Step 3 - ask for findings first, fixes second
Do not start with "fix everything." Ask for review findings first:
Return findings only. Include file paths, line references, severity, and why the issue matters. If there are no issues, say that clearly and list residual risks.Then read the output. Some findings will be real. Some will be optional. Some will be taste. You choose what to apply.
This separation protects the codebase from automatic over-editing.
Step 4 - verify generated static pages
For static sites, build success is not enough. You need to test the output folder.
Run:
npm run build:production
npm run verify:launch
python3 -m http.server 4174 -d outThen check key paths:
curl -I http://localhost:4174/
curl -I http://localhost:4174/tools/chatgpt-export-pdf/
curl -I http://localhost:4174/sitemap.xml
curl -I http://localhost:4174/ads.txtFor visual changes, also inspect the page in a browser. Automated tests do not know whether a hero title overlaps the navigation.
Step 5 - ask for a regression pass
After fixes, run a second prompt:
Re-review only the changed files since the last pass. Check whether the fix introduced a new bug. Do not repeat resolved findings.This is where AI review becomes useful. The first pass catches obvious problems. The second pass catches side effects.
Step 6 - keep a merge note
Write a short merge note:
Changed:
- Applied editorial theme to homepage and article pages.
- Kept existing MDX content and AdSense slots.
- Fixed nested html/body layout issue.
Verified:
- npm run lint
- npm run validate:content
- npm run build:production
- npm run verify:launch
- Static HTTP smoke test for / and /tools/chatgpt-export-pdf/This note helps future you understand why the change was safe.
A practical review script
For small teams, the best review prompt is one you can reuse. Save this as a snippet:
You are reviewing this change before merge.
Context:
- This is a production website.
- Keep findings focused on bugs, regressions, missing tests, accessibility, routing, deployment, and content quality.
- Do not suggest broad refactors unless the current change makes them necessary.
Process:
1. Inspect git status and git diff.
2. Identify the intended behavior.
3. Compare changed files against that intent.
4. Run the project's verification commands.
5. Return findings ordered by severity.
Output format:
- Findings first.
- Then residual risks.
- Then verification commands run.This gives Codex a repeatable role. It also makes the review easier to compare across branches. If every review starts from the same checklist, differences in output are more likely to reflect the code, not the prompt.

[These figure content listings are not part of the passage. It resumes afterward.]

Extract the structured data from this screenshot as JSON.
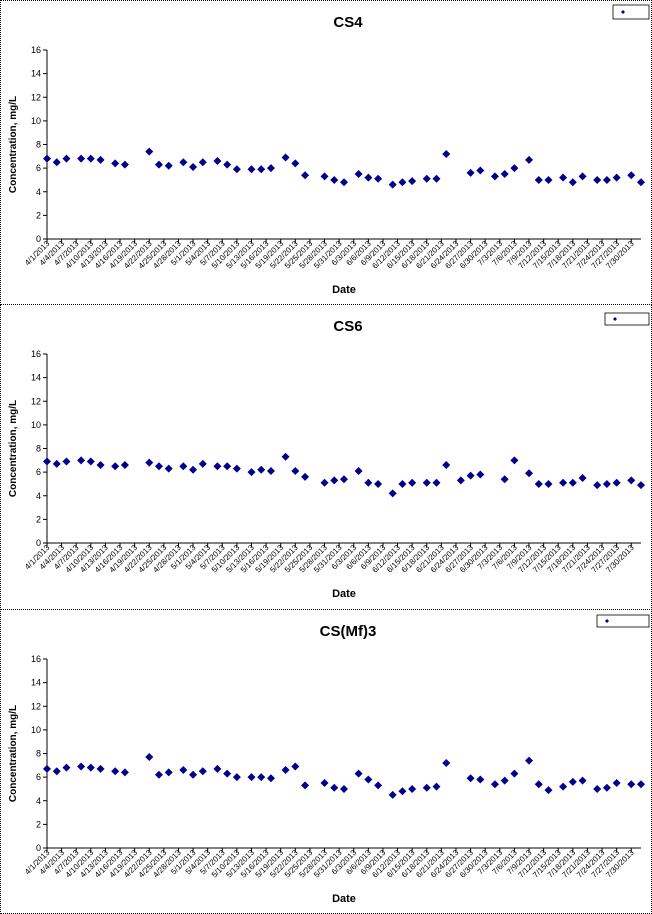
{
  "chart_data": [
    {
      "type": "scatter",
      "title": "CS4",
      "xlabel": "Date",
      "ylabel": "Concentration, mg/L",
      "ylim": [
        0,
        16
      ],
      "yticks": [
        0,
        2,
        4,
        6,
        8,
        10,
        12,
        14,
        16
      ],
      "xlim": [
        "2013-04-01",
        "2013-08-01"
      ],
      "xticks": [
        "4/1/2013",
        "4/4/2013",
        "4/7/2013",
        "4/10/2013",
        "4/13/2013",
        "4/16/2013",
        "4/19/2013",
        "4/22/2013",
        "4/25/2013",
        "4/28/2013",
        "5/1/2013",
        "5/4/2013",
        "5/7/2013",
        "5/10/2013",
        "5/13/2013",
        "5/16/2013",
        "5/19/2013",
        "5/22/2013",
        "5/25/2013",
        "5/28/2013",
        "5/31/2013",
        "6/3/2013",
        "6/6/2013",
        "6/9/2013",
        "6/12/2013",
        "6/15/2013",
        "6/18/2013",
        "6/21/2013",
        "6/24/2013",
        "6/27/2013",
        "6/30/2013",
        "7/3/2013",
        "7/6/2013",
        "7/9/2013",
        "7/12/2013",
        "7/15/2013",
        "7/18/2013",
        "7/21/2013",
        "7/24/2013",
        "7/27/2013",
        "7/30/2013"
      ],
      "legend": {
        "label": "",
        "placement": "top-right"
      },
      "marker_color": "#00008B",
      "grid": false,
      "series": [
        {
          "x": [
            "2013-04-01",
            "2013-04-03",
            "2013-04-05",
            "2013-04-08",
            "2013-04-10",
            "2013-04-12",
            "2013-04-15",
            "2013-04-17",
            "2013-04-22",
            "2013-04-24",
            "2013-04-26",
            "2013-04-29",
            "2013-05-01",
            "2013-05-03",
            "2013-05-06",
            "2013-05-08",
            "2013-05-10",
            "2013-05-13",
            "2013-05-15",
            "2013-05-17",
            "2013-05-20",
            "2013-05-22",
            "2013-05-24",
            "2013-05-28",
            "2013-05-30",
            "2013-06-01",
            "2013-06-04",
            "2013-06-06",
            "2013-06-08",
            "2013-06-11",
            "2013-06-13",
            "2013-06-15",
            "2013-06-18",
            "2013-06-20",
            "2013-06-22",
            "2013-06-27",
            "2013-06-29",
            "2013-07-02",
            "2013-07-04",
            "2013-07-06",
            "2013-07-09",
            "2013-07-11",
            "2013-07-13",
            "2013-07-16",
            "2013-07-18",
            "2013-07-20",
            "2013-07-23",
            "2013-07-25",
            "2013-07-27",
            "2013-07-30",
            "2013-08-01"
          ],
          "y": [
            6.8,
            6.5,
            6.8,
            6.8,
            6.8,
            6.7,
            6.4,
            6.3,
            7.4,
            6.3,
            6.2,
            6.5,
            6.1,
            6.5,
            6.6,
            6.3,
            5.9,
            5.9,
            5.9,
            6.0,
            6.9,
            6.4,
            5.4,
            5.3,
            5.0,
            4.8,
            5.5,
            5.2,
            5.1,
            4.6,
            4.8,
            4.9,
            5.1,
            5.1,
            7.2,
            5.6,
            5.8,
            5.3,
            5.5,
            6.0,
            6.7,
            5.0,
            5.0,
            5.2,
            4.8,
            5.3,
            5.0,
            5.0,
            5.2,
            5.4,
            4.8
          ]
        }
      ]
    },
    {
      "type": "scatter",
      "title": "CS6",
      "xlabel": "Date",
      "ylabel": "Concentration, mg/L",
      "ylim": [
        0,
        16
      ],
      "yticks": [
        0,
        2,
        4,
        6,
        8,
        10,
        12,
        14,
        16
      ],
      "xlim": [
        "2013-04-01",
        "2013-08-01"
      ],
      "xticks": [
        "4/1/2013",
        "4/4/2013",
        "4/7/2013",
        "4/10/2013",
        "4/13/2013",
        "4/16/2013",
        "4/19/2013",
        "4/22/2013",
        "4/25/2013",
        "4/28/2013",
        "5/1/2013",
        "5/4/2013",
        "5/7/2013",
        "5/10/2013",
        "5/13/2013",
        "5/16/2013",
        "5/19/2013",
        "5/22/2013",
        "5/25/2013",
        "5/28/2013",
        "5/31/2013",
        "6/3/2013",
        "6/6/2013",
        "6/9/2013",
        "6/12/2013",
        "6/15/2013",
        "6/18/2013",
        "6/21/2013",
        "6/24/2013",
        "6/27/2013",
        "6/30/2013",
        "7/3/2013",
        "7/6/2013",
        "7/9/2013",
        "7/12/2013",
        "7/15/2013",
        "7/18/2013",
        "7/21/2013",
        "7/24/2013",
        "7/27/2013",
        "7/30/2013"
      ],
      "legend": {
        "label": "",
        "placement": "top-right"
      },
      "marker_color": "#00008B",
      "grid": false,
      "series": [
        {
          "x": [
            "2013-04-01",
            "2013-04-03",
            "2013-04-05",
            "2013-04-08",
            "2013-04-10",
            "2013-04-12",
            "2013-04-15",
            "2013-04-17",
            "2013-04-22",
            "2013-04-24",
            "2013-04-26",
            "2013-04-29",
            "2013-05-01",
            "2013-05-03",
            "2013-05-06",
            "2013-05-08",
            "2013-05-10",
            "2013-05-13",
            "2013-05-15",
            "2013-05-17",
            "2013-05-20",
            "2013-05-22",
            "2013-05-24",
            "2013-05-28",
            "2013-05-30",
            "2013-06-01",
            "2013-06-04",
            "2013-06-06",
            "2013-06-08",
            "2013-06-11",
            "2013-06-13",
            "2013-06-15",
            "2013-06-18",
            "2013-06-20",
            "2013-06-22",
            "2013-06-25",
            "2013-06-27",
            "2013-06-29",
            "2013-07-04",
            "2013-07-06",
            "2013-07-09",
            "2013-07-11",
            "2013-07-13",
            "2013-07-16",
            "2013-07-18",
            "2013-07-20",
            "2013-07-23",
            "2013-07-25",
            "2013-07-27",
            "2013-07-30",
            "2013-08-01"
          ],
          "y": [
            6.9,
            6.7,
            6.9,
            7.0,
            6.9,
            6.6,
            6.5,
            6.6,
            6.8,
            6.5,
            6.3,
            6.5,
            6.2,
            6.7,
            6.5,
            6.5,
            6.3,
            6.0,
            6.2,
            6.1,
            7.3,
            6.1,
            5.6,
            5.1,
            5.3,
            5.4,
            6.1,
            5.1,
            5.0,
            4.2,
            5.0,
            5.1,
            5.1,
            5.1,
            6.6,
            5.3,
            5.7,
            5.8,
            5.4,
            7.0,
            5.9,
            5.0,
            5.0,
            5.1,
            5.1,
            5.5,
            4.9,
            5.0,
            5.1,
            5.3,
            4.9
          ]
        }
      ]
    },
    {
      "type": "scatter",
      "title": "CS(Mf)3",
      "xlabel": "Date",
      "ylabel": "Concentration, mg/L",
      "ylim": [
        0,
        16
      ],
      "yticks": [
        0,
        2,
        4,
        6,
        8,
        10,
        12,
        14,
        16
      ],
      "xlim": [
        "2013-04-01",
        "2013-08-01"
      ],
      "xticks": [
        "4/1/2013",
        "4/4/2013",
        "4/7/2013",
        "4/10/2013",
        "4/13/2013",
        "4/16/2013",
        "4/19/2013",
        "4/22/2013",
        "4/25/2013",
        "4/28/2013",
        "5/1/2013",
        "5/4/2013",
        "5/7/2013",
        "5/10/2013",
        "5/13/2013",
        "5/16/2013",
        "5/19/2013",
        "5/22/2013",
        "5/25/2013",
        "5/28/2013",
        "5/31/2013",
        "6/3/2013",
        "6/6/2013",
        "6/9/2013",
        "6/12/2013",
        "6/15/2013",
        "6/18/2013",
        "6/21/2013",
        "6/24/2013",
        "6/27/2013",
        "6/30/2013",
        "7/3/2013",
        "7/6/2013",
        "7/9/2013",
        "7/12/2013",
        "7/15/2013",
        "7/18/2013",
        "7/21/2013",
        "7/24/2013",
        "7/27/2013",
        "7/30/2013"
      ],
      "legend": {
        "label": "",
        "placement": "top-right"
      },
      "marker_color": "#00008B",
      "grid": false,
      "series": [
        {
          "x": [
            "2013-04-01",
            "2013-04-03",
            "2013-04-05",
            "2013-04-08",
            "2013-04-10",
            "2013-04-12",
            "2013-04-15",
            "2013-04-17",
            "2013-04-22",
            "2013-04-24",
            "2013-04-26",
            "2013-04-29",
            "2013-05-01",
            "2013-05-03",
            "2013-05-06",
            "2013-05-08",
            "2013-05-10",
            "2013-05-13",
            "2013-05-15",
            "2013-05-17",
            "2013-05-20",
            "2013-05-22",
            "2013-05-24",
            "2013-05-28",
            "2013-05-30",
            "2013-06-01",
            "2013-06-04",
            "2013-06-06",
            "2013-06-08",
            "2013-06-11",
            "2013-06-13",
            "2013-06-15",
            "2013-06-18",
            "2013-06-20",
            "2013-06-22",
            "2013-06-27",
            "2013-06-29",
            "2013-07-02",
            "2013-07-04",
            "2013-07-06",
            "2013-07-09",
            "2013-07-11",
            "2013-07-13",
            "2013-07-16",
            "2013-07-18",
            "2013-07-20",
            "2013-07-23",
            "2013-07-25",
            "2013-07-27",
            "2013-07-30",
            "2013-08-01"
          ],
          "y": [
            6.7,
            6.5,
            6.8,
            6.9,
            6.8,
            6.7,
            6.5,
            6.4,
            7.7,
            6.2,
            6.4,
            6.6,
            6.2,
            6.5,
            6.7,
            6.3,
            6.0,
            6.0,
            6.0,
            5.9,
            6.6,
            6.9,
            5.3,
            5.5,
            5.1,
            5.0,
            6.3,
            5.8,
            5.3,
            4.5,
            4.8,
            5.0,
            5.1,
            5.2,
            7.2,
            5.9,
            5.8,
            5.4,
            5.7,
            6.3,
            7.4,
            5.4,
            4.9,
            5.2,
            5.6,
            5.7,
            5.0,
            5.1,
            5.5,
            5.4,
            5.4
          ]
        }
      ]
    }
  ]
}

What a useful finding looks like
A useful finding is specific:
P1: src/app/[locale]/layout.tsx renders html/body inside the locale layout.
Why it matters: the root layout already renders html/body, so the static export contains nested document tags. Browsers recover, but the HTML is invalid and can cause hydration or styling bugs.
Suggested fix: move body classes to the root layout and make the locale layout return only providers and scripts.That finding is better than "layout structure seems odd" because it names the file, explains the failure mode, and gives a minimal fix.
What Codex should not decide
Do not outsource these decisions:
- Whether a visual direction matches the brand
- Whether an article is legally safe
- Whether a privacy-sensitive dataset can be uploaded
- Whether a generated suggestion should be merged without reading it
Use the tool for attention and coverage. Keep judgment with the team.
FAQ
Should Codex replace human review?
No. Use it as a fast second reviewer that catches omissions before a human spends attention.
What should I give Codex first?
Start with the goal, the diff, and the verification commands. Without those, it will review too broadly.
Can I ask it to fix issues directly?
Yes, but separate review from implementation. First ask for findings, then choose which ones to apply.
What if it suggests unrelated refactors?
Reject them. A pre-merge review should focus on regressions, missing tests, and launch blockers.
How many passes are enough?
For small changes, one focused review and one verification pass are enough. Larger changes deserve one pass per area.